Labyrinth Lord
- Labyrinth Lord Revised Edition
- Designers: Daniel Proctor
- Publishers: Goblinoid Games
- Publication: 2007 (original); 2009 (Revised Edition); 2025 (Revised & Expanded)
- Years active: 2007-present
- Genres: Fantasy
- Playing time: Varies
- Chance: Dice rolling
- Skills: Role-playing, improvisation, tactics, arithmetic
- Website: https://goblinoidgames.com

= Labyrinth Lord =

Role-playing game

Labyrinth Lord (LL) is a fantasy role-playing game written and edited by Daniel Proctor and published by Goblinoid Games. It emulates the rules and feel of Dungeons & Dragons (D&D) using the Open Game License (OGL) from Wizards of the Coast. LL is based on the 1981 D&D Basic Set edited by Tom Moldvay and its accompanying Expert Set by David "Zeb" Cook.

==Compatibility with classic Dungeons & Dragons==
Any adventure intended to be played with classic D&D can be run using LL with little or no adjustment. However, there are a few differences between the two games. It extends the rules so characters can advance to 20th level (the 1981 Expert set only included levels up to 14). In addition, the cleric class in LL can cast spells at first level, unlike in the 1981 rules.

==Distribution==
Goblinoid Games was the first retro-clone publisher to both make most content open under the OGL and create a free trademark license with few restrictions. The material contained in the LL rules is available to others with few restrictions, allowing fans and other publishers alike to create their own derivative material for use with the system.

==Reception==
Labyrinth Lord was a runner up in the Indie RPG Awards Best Free Game category in 2007, and it received an Honorable Mention in the Best Game category of the 2010 ENnies.

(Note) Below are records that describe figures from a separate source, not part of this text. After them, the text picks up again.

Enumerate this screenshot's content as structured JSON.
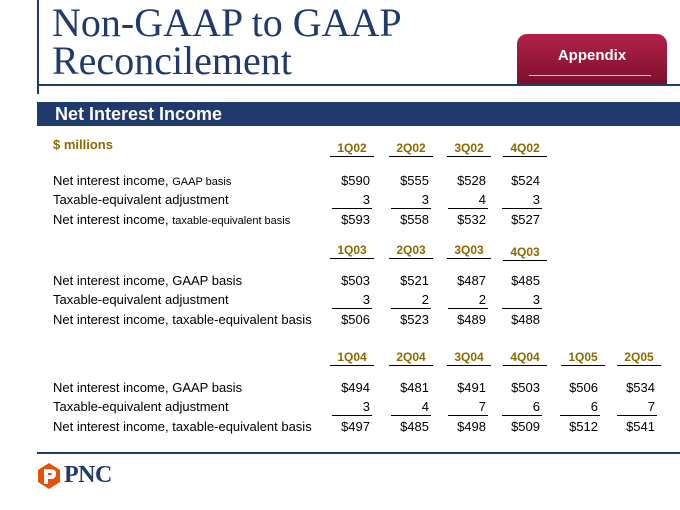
{
  "header": {
    "title_line1": "Non-GAAP to GAAP",
    "title_line2": "Reconcilement",
    "tab_label": "Appendix"
  },
  "section": {
    "title": "Net Interest Income",
    "units": "$ millions"
  },
  "blocks": [
    {
      "periods": [
        "1Q02",
        "2Q02",
        "3Q02",
        "4Q02"
      ],
      "rows": [
        {
          "label_main": "Net interest income, ",
          "label_small": "GAAP basis",
          "values": [
            "$590",
            "$555",
            "$528",
            "$524"
          ]
        },
        {
          "label_main": "Taxable-equivalent adjustment",
          "label_small": "",
          "values": [
            "3",
            "3",
            "4",
            "3"
          ]
        },
        {
          "label_main": "Net interest income, ",
          "label_small": "taxable-equivalent basis",
          "values": [
            "$593",
            "$558",
            "$532",
            "$527"
          ]
        }
      ]
    },
    {
      "periods": [
        "1Q03",
        "2Q03",
        "3Q03",
        "4Q03"
      ],
      "rows": [
        {
          "label_main": "Net interest income, GAAP basis",
          "label_small": "",
          "values": [
            "$503",
            "$521",
            "$487",
            "$485"
          ]
        },
        {
          "label_main": "Taxable-equivalent adjustment",
          "label_small": "",
          "values": [
            "3",
            "2",
            "2",
            "3"
          ]
        },
        {
          "label_main": "Net interest income, taxable-equivalent basis",
          "label_small": "",
          "values": [
            "$506",
            "$523",
            "$489",
            "$488"
          ]
        }
      ]
    },
    {
      "periods": [
        "1Q04",
        "2Q04",
        "3Q04",
        "4Q04",
        "1Q05",
        "2Q05"
      ],
      "rows": [
        {
          "label_main": "Net interest income, GAAP basis",
          "label_small": "",
          "values": [
            "$494",
            "$481",
            "$491",
            "$503",
            "$506",
            "$534"
          ]
        },
        {
          "label_main": "Taxable-equivalent adjustment",
          "label_small": "",
          "values": [
            "3",
            "4",
            "7",
            "6",
            "6",
            "7"
          ]
        },
        {
          "label_main": "Net interest income, taxable-equivalent basis",
          "label_small": "",
          "values": [
            "$497",
            "$485",
            "$498",
            "$509",
            "$512",
            "$541"
          ]
        }
      ]
    }
  ],
  "footer": {
    "logo_text": "PNC",
    "logo_accent": "#e35205"
  }
}
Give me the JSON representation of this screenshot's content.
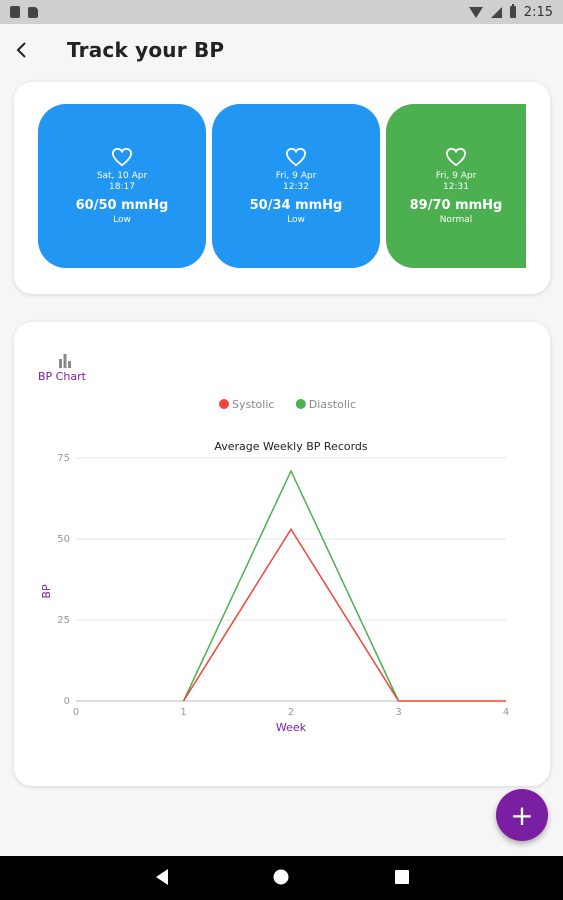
{
  "status_bar": {
    "time": "2:15",
    "icons": [
      "photo-notification-icon",
      "sd-card-icon",
      "wifi-icon",
      "cell-signal-icon",
      "battery-icon"
    ]
  },
  "app_bar": {
    "title": "Track your BP",
    "back_icon": "back-arrow-icon"
  },
  "readings": [
    {
      "date": "Sat, 10 Apr",
      "time": "18:17",
      "value": "60/50 mmHg",
      "status": "Low",
      "color": "#2196f3"
    },
    {
      "date": "Fri, 9 Apr",
      "time": "12:32",
      "value": "50/34 mmHg",
      "status": "Low",
      "color": "#2196f3"
    },
    {
      "date": "Fri, 9 Apr",
      "time": "12:31",
      "value": "89/70 mmHg",
      "status": "Normal",
      "color": "#4caf50"
    }
  ],
  "chart_section": {
    "label": "BP Chart",
    "icon": "bar-chart-icon"
  },
  "chart_data": {
    "type": "line",
    "title": "Average Weekly BP Records",
    "xlabel": "Week",
    "ylabel": "BP",
    "x": [
      0,
      1,
      2,
      3,
      4
    ],
    "xlim": [
      0,
      4
    ],
    "ylim": [
      0,
      75
    ],
    "xticks": [
      "0",
      "1",
      "2",
      "3",
      "4"
    ],
    "yticks": [
      "0",
      "25",
      "50",
      "75"
    ],
    "grid": true,
    "legend": "top-center",
    "series": [
      {
        "name": "Systolic",
        "color": "#f44336",
        "values": [
          null,
          0,
          53,
          0,
          0
        ]
      },
      {
        "name": "Diastolic",
        "color": "#4caf50",
        "values": [
          null,
          0,
          71,
          0,
          null
        ]
      }
    ]
  },
  "fab": {
    "label": "+",
    "icon": "add-icon"
  },
  "nav_bar": {
    "icons": [
      "back-nav-icon",
      "home-nav-icon",
      "recents-nav-icon"
    ]
  },
  "colors": {
    "accent": "#7b1fa2",
    "low": "#2196f3",
    "normal": "#4caf50",
    "systolic": "#f44336",
    "diastolic": "#4caf50"
  }
}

The Escapist recommended Labyrinth Lord in their 2009 Holiday Buyer's Guide. Comparing its tone to 4th Edition D&D's "zany, over-powered sensibility", they wrote, "Labyrinth Lord feels like a Vietnam War movie, where the dungeons are dark, wet, and terrifying, goblins murder all your friends with spiked-pit traps and crossbow bolts from the shadows, and you start to develop a thousand yard infravision stare from the spell shock."

Labyrinth Lord has been translated in German, with the subtitle Herr der Labyrinthe under the original English title. Bastian Ludwig made a positive review in Ringbote - das online Spielemagazin published by Pegasus Spiele, and also reviewed Labyrinth Lord material released in German, Die Larm-Chroniken (Moritz Mehlem, Mantikore-Verlag 2010). An Italian translation, subtitled Il Signore dei Labirinti has been published in 2009 under the Goblinoid Games logo.